Part I of this article will detail how to streamline your data analytics with AWS Athena using Terraform Infrastructure as Code.
Requirements
- AWS account
- Terraform
Walkthrough
Configure AWS credentials with aws configure
.
At the root of our project, create a file named provider.tf
which we will specify the aws provider. Also we are going to read dynamically our columns and declare a variable for each column.
#provider.tf
terraform {
required_providers {
aws = {
source = "hashicorp/aws"
version = "~> 4.59.0"
}
}
}
Next, let's define an S3 bucket in a file named s3.tf
which we will use as a source of data.
#s3.tf
resource "aws_s3_bucket" "log_bucket" {
bucket = "my-tf-log-bucket-source-athena"
}
Now we will define a file named athena.tf
, in this file we are going to create an athena workgroup,db, table, and our query.

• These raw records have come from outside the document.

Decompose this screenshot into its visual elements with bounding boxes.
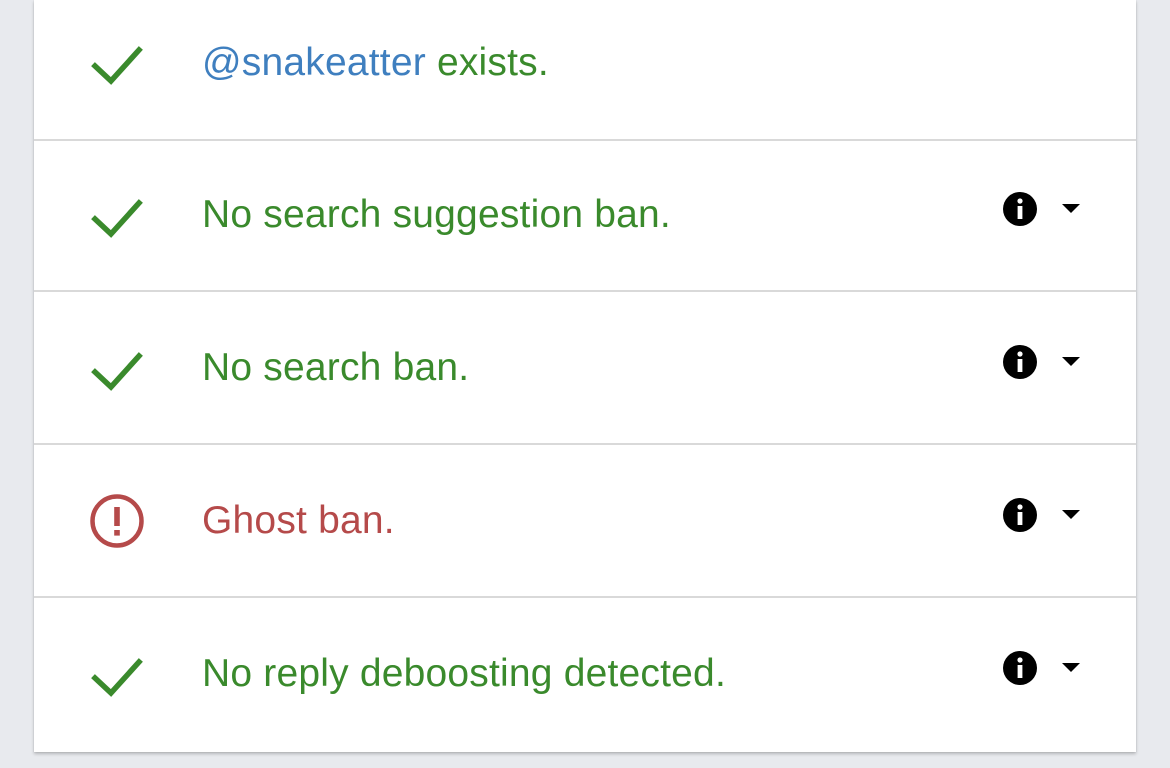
info-icon[interactable] — [1002, 497, 1038, 533]
checkmark-icon — [91, 658, 143, 697]
info-icon[interactable] — [1002, 191, 1038, 227]
result-row-reply-deboosting[interactable]: No reply deboosting detected. — [34, 600, 1136, 752]
checkmark-icon — [91, 199, 143, 238]
info-icon[interactable] — [1002, 344, 1038, 380]
checkmark-icon — [91, 46, 143, 85]
result-row-ghost-ban[interactable]: Ghost ban. — [34, 447, 1136, 598]
result-row-exists: @snakeatter exists. — [34, 0, 1136, 141]
result-text: No search ban. — [202, 346, 470, 389]
result-row-search[interactable]: No search ban. — [34, 294, 1136, 445]
result-row-search-suggestion[interactable]: No search suggestion ban. — [34, 141, 1136, 292]
username-link[interactable]: @snakeatter — [202, 41, 426, 84]
checkmark-icon — [91, 352, 143, 391]
caret-down-icon[interactable] — [1061, 662, 1081, 674]
caret-down-icon[interactable] — [1061, 356, 1081, 368]
result-text: Ghost ban. — [202, 499, 395, 542]
caret-down-icon[interactable] — [1061, 509, 1081, 521]
result-text: No reply deboosting detected. — [202, 652, 726, 695]
alert-circle-icon — [90, 494, 144, 548]
result-text: @snakeatter exists. — [202, 41, 549, 84]
result-text: No search suggestion ban. — [202, 193, 671, 236]
caret-down-icon[interactable] — [1061, 203, 1081, 215]
info-icon[interactable] — [1002, 650, 1038, 686]
results-card: @snakeatter exists. No search suggestion… — [34, 0, 1136, 752]
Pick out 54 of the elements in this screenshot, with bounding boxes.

For our aws_glue_catalog_table we are expecting the table to serealize a json object.
Note: Is important to note that our json files should have no spaces, otherwise it won't parse well other alternative could be the use of LazySimpleSerDe which could convert from byte stream
#athena.tf
resource "aws_glue_catalog_database" "myservice_athena_db" {
name = "myservice"
}
resource "aws_glue_catalog_table" "athena_table" {
name = "mytable"
database_name = aws_glue_catalog_database.myservice_athena_db.name
description = "Table containing the results stored in S3 as source"
table_type = "EXTERNAL_TABLE"
storage_descriptor {
location = "s3://${aws_s3_bucket.log_bucket.bucket}/mydata"

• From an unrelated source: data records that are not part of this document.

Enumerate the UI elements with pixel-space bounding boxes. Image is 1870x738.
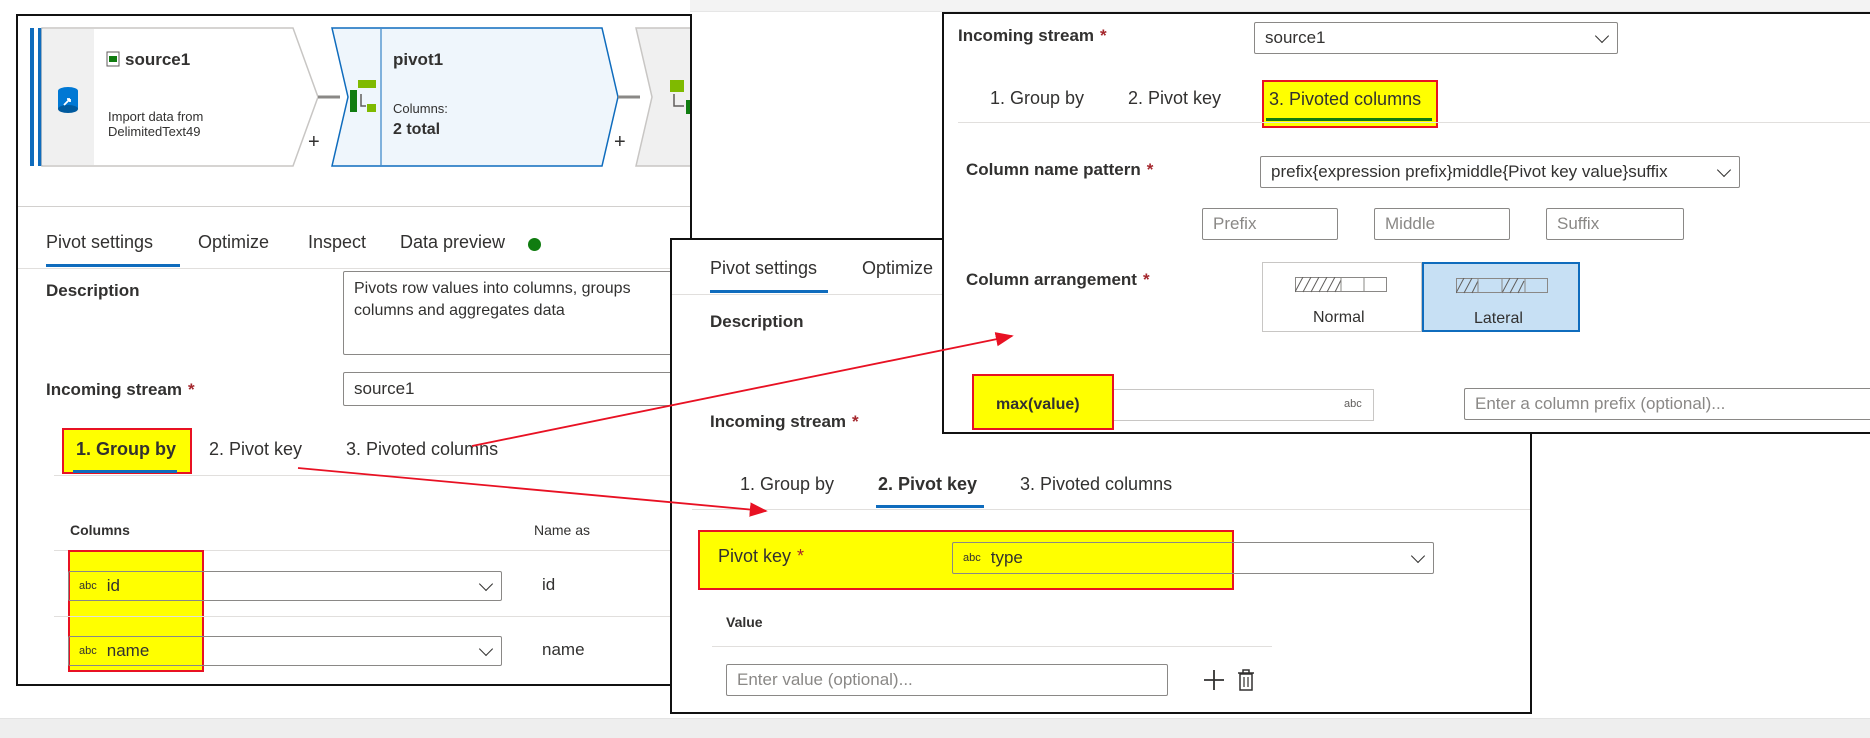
abc-type-icon: abc xyxy=(963,552,981,564)
source-node-desc-1: Import data from xyxy=(108,109,204,124)
incoming-stream-value: source1 xyxy=(1265,28,1326,47)
pattern-value: prefix{expression prefix}middle{Pivot ke… xyxy=(1271,162,1668,181)
arrangement-normal-option[interactable]: Normal xyxy=(1262,262,1422,332)
subtab-group-by[interactable]: 1. Group by xyxy=(740,474,834,495)
add-after-source-icon[interactable]: + xyxy=(308,131,320,154)
column-name-pattern-label: Column name pattern * xyxy=(966,160,1154,179)
delete-icon[interactable] xyxy=(1236,668,1256,692)
abc-type-icon: abc xyxy=(79,645,97,657)
incoming-stream-label: Incoming stream * xyxy=(710,412,859,431)
tab-separator xyxy=(18,268,690,269)
column-dropdown-name[interactable]: abc name xyxy=(68,636,502,666)
description-label: Description xyxy=(710,312,804,331)
source-node-desc-2: DelimitedText49 xyxy=(108,124,201,139)
chevron-down-icon xyxy=(478,641,494,657)
subtab-group-by[interactable]: 1. Group by xyxy=(76,439,176,460)
pivot-node-columns-label: Columns: xyxy=(393,101,448,116)
pivot-node-columns-value: 2 total xyxy=(393,121,441,138)
columns-header: Columns xyxy=(70,522,130,538)
sink-icon xyxy=(662,78,690,114)
expression-type-icon: abc xyxy=(1344,398,1362,410)
column-dropdown-id[interactable]: abc id xyxy=(68,571,502,601)
subtab-pivot-key[interactable]: 2. Pivot key xyxy=(878,474,977,495)
subtab-underline xyxy=(1266,118,1432,121)
lateral-layout-icon xyxy=(1456,278,1548,294)
tab-optimize[interactable]: Optimize xyxy=(862,258,933,279)
subtab-separator xyxy=(958,122,1870,123)
name-as-value[interactable]: name xyxy=(542,640,585,660)
source-node-title[interactable]: source1 xyxy=(125,50,190,70)
subtab-underline xyxy=(73,470,177,473)
value-separator xyxy=(712,646,1272,647)
left-panel: source1 Import data from DelimitedText49… xyxy=(16,14,692,686)
tab-data-preview[interactable]: Data preview xyxy=(400,232,505,253)
column-prefix-input[interactable]: Enter a column prefix (optional)... xyxy=(1464,388,1870,420)
pivot-icon xyxy=(348,78,378,114)
incoming-stream-label: Incoming stream * xyxy=(46,380,195,399)
column-name-pattern-dropdown[interactable]: prefix{expression prefix}middle{Pivot ke… xyxy=(1260,156,1740,188)
tab-inspect[interactable]: Inspect xyxy=(308,232,366,253)
pivot-key-value: type xyxy=(990,548,1023,567)
subtab-underline xyxy=(876,505,984,508)
normal-layout-icon xyxy=(1295,277,1387,293)
description-label: Description xyxy=(46,281,140,300)
description-box[interactable]: Pivots row values into columns, groups c… xyxy=(343,271,690,355)
incoming-stream-dropdown[interactable]: source1 xyxy=(1254,22,1618,54)
canvas-bottom-strip xyxy=(0,718,1870,738)
abc-type-icon: abc xyxy=(79,580,97,592)
flow-graph: source1 Import data from DelimitedText49… xyxy=(18,16,690,176)
right-panel: Incoming stream * source1 1. Group by 2. … xyxy=(942,12,1870,434)
name-as-value[interactable]: id xyxy=(542,575,555,595)
top-strip xyxy=(690,0,1870,12)
arrangement-lateral-option[interactable]: Lateral xyxy=(1422,262,1580,332)
incoming-stream-label: Incoming stream * xyxy=(958,26,1107,45)
chevron-down-icon xyxy=(478,576,494,592)
chevron-down-icon xyxy=(1410,548,1426,564)
pivot-key-label: Pivot key * xyxy=(718,546,805,566)
name-as-header: Name as xyxy=(534,522,591,538)
flow-separator xyxy=(18,206,690,207)
pivot-value-input[interactable]: Enter value (optional)... xyxy=(726,664,1168,696)
subtab-pivoted-columns[interactable]: 3. Pivoted columns xyxy=(1269,89,1421,110)
expression-value[interactable]: max(value) xyxy=(996,396,1080,414)
column-arrangement-label: Column arrangement * xyxy=(966,270,1150,289)
subtab-pivot-key[interactable]: 2. Pivot key xyxy=(1128,88,1221,109)
source-file-icon xyxy=(106,51,120,67)
pivot-key-dropdown[interactable]: abc type xyxy=(952,542,1434,574)
tab-underline xyxy=(710,290,828,293)
normal-option-label: Normal xyxy=(1313,309,1365,326)
subtab-group-by[interactable]: 1. Group by xyxy=(990,88,1084,109)
subtab-separator xyxy=(692,509,1530,510)
suffix-input[interactable]: Suffix xyxy=(1546,208,1684,240)
subtab-pivot-key[interactable]: 2. Pivot key xyxy=(209,439,302,460)
tab-pivot-settings[interactable]: Pivot settings xyxy=(710,258,817,279)
description-text: Pivots row values into columns, groups c… xyxy=(354,280,631,319)
lateral-option-label: Lateral xyxy=(1474,310,1523,327)
tab-pivot-settings[interactable]: Pivot settings xyxy=(46,232,153,253)
subtab-pivoted-columns[interactable]: 3. Pivoted columns xyxy=(1020,474,1172,495)
pivot-node-title[interactable]: pivot1 xyxy=(393,50,443,70)
row-separator xyxy=(54,616,690,617)
column-value: name xyxy=(106,641,150,660)
subtab-pivoted-columns[interactable]: 3. Pivoted columns xyxy=(346,439,498,460)
status-dot-icon xyxy=(528,238,541,251)
value-header: Value xyxy=(726,614,763,630)
add-after-pivot-icon[interactable]: + xyxy=(614,131,626,154)
source-db-icon xyxy=(56,86,80,114)
incoming-stream-dropdown[interactable]: source1 xyxy=(343,372,690,406)
tab-underline xyxy=(46,264,180,267)
chevron-down-icon xyxy=(1594,28,1610,44)
prefix-input[interactable]: Prefix xyxy=(1202,208,1338,240)
add-icon[interactable] xyxy=(1202,668,1226,692)
tab-optimize[interactable]: Optimize xyxy=(198,232,269,253)
chevron-down-icon xyxy=(1716,162,1732,178)
middle-input[interactable]: Middle xyxy=(1374,208,1510,240)
subtab-separator xyxy=(54,475,690,476)
column-value: id xyxy=(106,576,120,595)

input_format = "org.apache.hadoop.mapred.TextInputFormat"
output_format = "org.apache.hadoop.hive.ql.io.IgnoreKeyTextOutputFormat"
ser_de_info {
name = "s3-stream"
serialization_library = "org.openx.data.jsonserde.JsonSerDe"
parameters = {
"ignore.malformed.json" = "TRUE"
"dots.in.keys" = "FALSE"
"case.insensitive" = "TRUE"
"mapping" = "TRUE"
}
}
dynamic "columns" {
for_each = var.columns
iterator = column
content {
name = column.value.name
type = column.value.type
}
}
}
}
resource "aws_athena_workgroup" "test" {
name = "example123123s"
configuration {
enforce_workgroup_configuration = true
publish_cloudwatch_metrics_enabled = true
result_configuration {
output_location = "s3://${aws_s3_bucket.log_bucket.bucket}/output/"
}
}
}
resource "aws_athena_named_query" "athena_query" {
name = "test_query"
workgroup = aws_athena_workgroup.test.id
database = aws_glue_catalog_database.myservice_athena_db.name
query = "SELECT json_extract_scalar(person, '$.name') as name, product as source FROM myservice.mytable;"
}
Our json example should look like this (but without spaces)
{
"product": "Live JSON generator",
"version": 3.1,
"releaseDate": "2014-06-25T00:00:00.000Z",
"demo": true,
"person": {
"id": 12345,
"name": "John Doe",
"phones": {
"home": "800-123-4567",
"mobile": "877-123-1234"
},
"email": [
"jd@example.com",
"jd@example.org"
],
"dateOfBirth": "1980-01-02T00:00:00.000Z",
"registered": true,
"emergencyContacts": [
{
"name": "Jane Doe",
"phone": "888-555-1212",
"relationship": "spouse"
},
{
"name": "Justin Doe",
"phone": "877-123-1212",
"relationship": "parent"
}
]
}
}
In our variables.tf we will dynamically call all the columns
#variables.tf
variable "columns" {
type = list(object({
name = string,
type = string,
}))
default = []
description = "The columns in the table, where the key is the name of the column and the value the type"
}
#terraform.tfvars
columns = [
{
name = "product"
type = "string"
},
{
name = "version"
type = "int"
},
{
name = "releaseDate"
type = "string"
},
{
name = "demo"
type = "boolean"
} ,
{
name = "person"
type = "string"
}
]
After finishing our files let's use terraform to create our resources.
terraform init
terraform plan
terraform apply
Update our data.json file through s3 commands or directly in the interface
aws s3 cp data.json s3://<<your_bucket_name>>/mydata/
Now in Athena service in our AWS account we can see our db, table and saved query, running our query should return a value like this.